Hail Flutie
On this day 40 years ago, I was bummed out about a Boston College football loss. Only, I hadn't heard the game until the very end.
“I didn’t think he could throw the ball that far. For a little kid, he throws the thing like a monster.”
~Gerard Phelan, wide receiver, referring to his roommate, Boston College quarterback Doug Flutie, November 23, 1984
On this day 40 years ago, on break from my McDonald’s restaurant shift in the Boston suburbs, I listened to the end of the Boston College-University of Miami football game.
Well, it was close enough to the end, I figured.
There were six seconds left and I had to get back to work. The ball was around midfield. Miami was up 45-41. Crestfallen, I turned off the radio and returned to the grill.
I’d attended Boston College football games several times over the years and had grown into a big fan. Like just about everyone else, I was also smitten with the Eagles’ dynamic quarterback, Doug Flutie.
An hour or so later, I saw a friend come into the lobby. I came up to the counter from the kitchen and greeted him: “Hey, Dan. Too bad about B.C., huh?”
“What do you mean?” he replied with a smirk. “They won!”
Memories get more deeply embedded when they are tied especially strongly to an emotion. The unexpected joy I felt in that moment was so deep that it remains to this day, nearly 15,000 days later.
Nine months later, as I punched out from my last shift at McDonald’s, my expression resembled my reaction to this extraordinary news. (Just through that doorway behind me was the breakroom where I’d lamented Boston College’s apparent loss.)
Though I was late to the news when it first happened, I’ve since compensated for that by replaying it countless times, both in my mind and on various electronic devices. Whether you’ve never seen it, make it a part of your daily routine, or are somewhere in between, I invite you to check it out here:
And below is a longer version, which includes this bit of intrigue that I’d forgotten: moments before the final play, referees whistled that play dead after a Hurricane defensive lineman jumped into the neutral zone and caused an Eagle to jump.
The ref’s microphone was barely audible when he made an explanation moments later. Curiously and disappointingly, the broadcast team made no attempt to explain the ruling—perhaps they couldn’t hear what the zebra said, either.
In any event, the ball was neither moved forward nor back five yards; the officiating crew essentially punted on rendering judgment.
Who’s to say with any certainty what would have happened if a whistle had not been blown and that action had been allowed to unfold? Would the game have ended in a different type of “Hail Flutie,” as the game was christened? I really doubt it.
As it turned out, the fateful final play was snapped from the same spot, the Miami 48-yard-line.
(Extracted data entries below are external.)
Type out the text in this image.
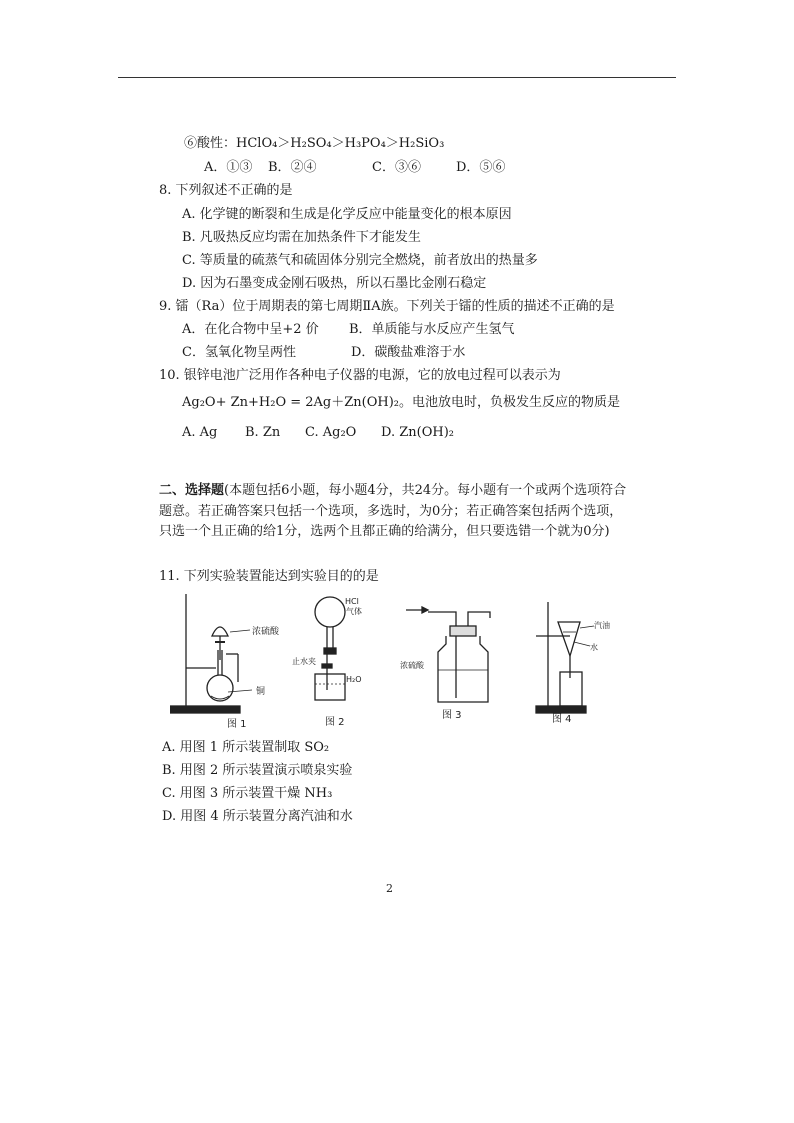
⑥酸性：HClO₄＞H₂SO₄＞H₃PO₄＞H₂SiO₃
A．①③ B．②④	C．③⑥	D．⑤⑥
8. 下列叙述不正确的是
A. 化学键的断裂和生成是化学反应中能量变化的根本原因
B. 凡吸热反应均需在加热条件下才能发生
C. 等质量的硫蒸气和硫固体分别完全燃烧，前者放出的热量多
D. 因为石墨变成金刚石吸热，所以石墨比金刚石稳定
9. 镭（Ra）位于周期表的第七周期ⅡA族。下列关于镭的性质的描述不正确的是
A．在化合物中呈+2 价 B．单质能与水反应产生氢气
C．氢氧化物呈两性	D．碳酸盐难溶于水
10. 银锌电池广泛用作各种电子仪器的电源，它的放电过程可以表示为
Ag₂O+ Zn+H₂O = 2Ag＋Zn(OH)₂。电池放电时，负极发生反应的物质是
A. Ag B. Zn C. Ag₂O D. Zn(OH)₂
二、选择题(本题包括6小题，每小题4分，共24分。每小题有一个或两个选项符合
题意。若正确答案只包括一个选项，多选时，为0分；若正确答案包括两个选项，
只选一个且正确的给1分，选两个且都正确的给满分，但只要选错一个就为0分)
11. 下列实验装置能达到实验目的的是
浓硫酸
铜
图 1
HCl
气体
止水夹
H₂O
图 2
浓硫酸
图 3
汽油
水
图 4
A. 用图 1 所示装置制取 SO₂
B. 用图 2 所示装置演示喷泉实验
C. 用图 3 所示装置干燥 NH₃
D. 用图 4 所示装置分离汽油和水
2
If it had been the Eagles’ 47-yard-line (had B.C. been flagged for a false start), it’s doubtful the desperation heave1 would have made it a few yards deep into the end zone where a tumbling Gerard Phelan hauled it in.
Phelan being the one who caught the pass was an extra special layer for me as a 16-year-old: the previous fall, he had been the keynote speaker at my high school football team’s post-season banquet, creating a quasi-personal connection.
The following weekend, Flutie won the Heisman Trophy. He went on to a successful professional football career for 20 years in the upstart USFL, then the NFL, then the CFL in Canada, and finally back to the NFL where he was a Pro Bowler one year.
Before finally retiring at 43 years old, Flutie had long since won over skeptics who doubted the potential for someone with his 5-foot-10 frame to play professionally. “Hail Flutie” was not just one game, but the theme of his entire career.
As for me, I have become much more diligent in watching (or listening) to games until the very end.
After Flutie scrambled away from pressure 14 yards behind the line of scrimmage, the pigskin traveled 64 yards through the Miami air. The distance is what prompted Phelan’s remark that appears at the top of this column.
Hi, Matt. I have a few reactions to this post:
1. Flutie's jersey number was 22 and Kosar's was 20. I don't ever recall seeing QBs with numbers that high.
2. Your image of the Trib's sports front shows that the game was played on a Friday. That surprised me; I thought Friday-night college football was a relatively new thing.
3. Interesting that a game between two faraway schools led a Chicago sports section. I'd be curious to know how and why that decision was made.
4. While you were grilling Big Macs in Boston, I was making milkshakes in Minneapolis. I worked at a Baskin-Robbins.
--Todd
At the time I did not pay attention to how far he threw it. Yeah, 64 yds in the air. Amazing.
As far as being short, yeah, that is a problem. But then again HOFer Sonny Jurgenson - the best "pure passer" of his generation - was only one inch taller as is future HOFer Russel Wilson (to say nothing about Davy O'Brien and Eddie LeBaron who were several inches shorter).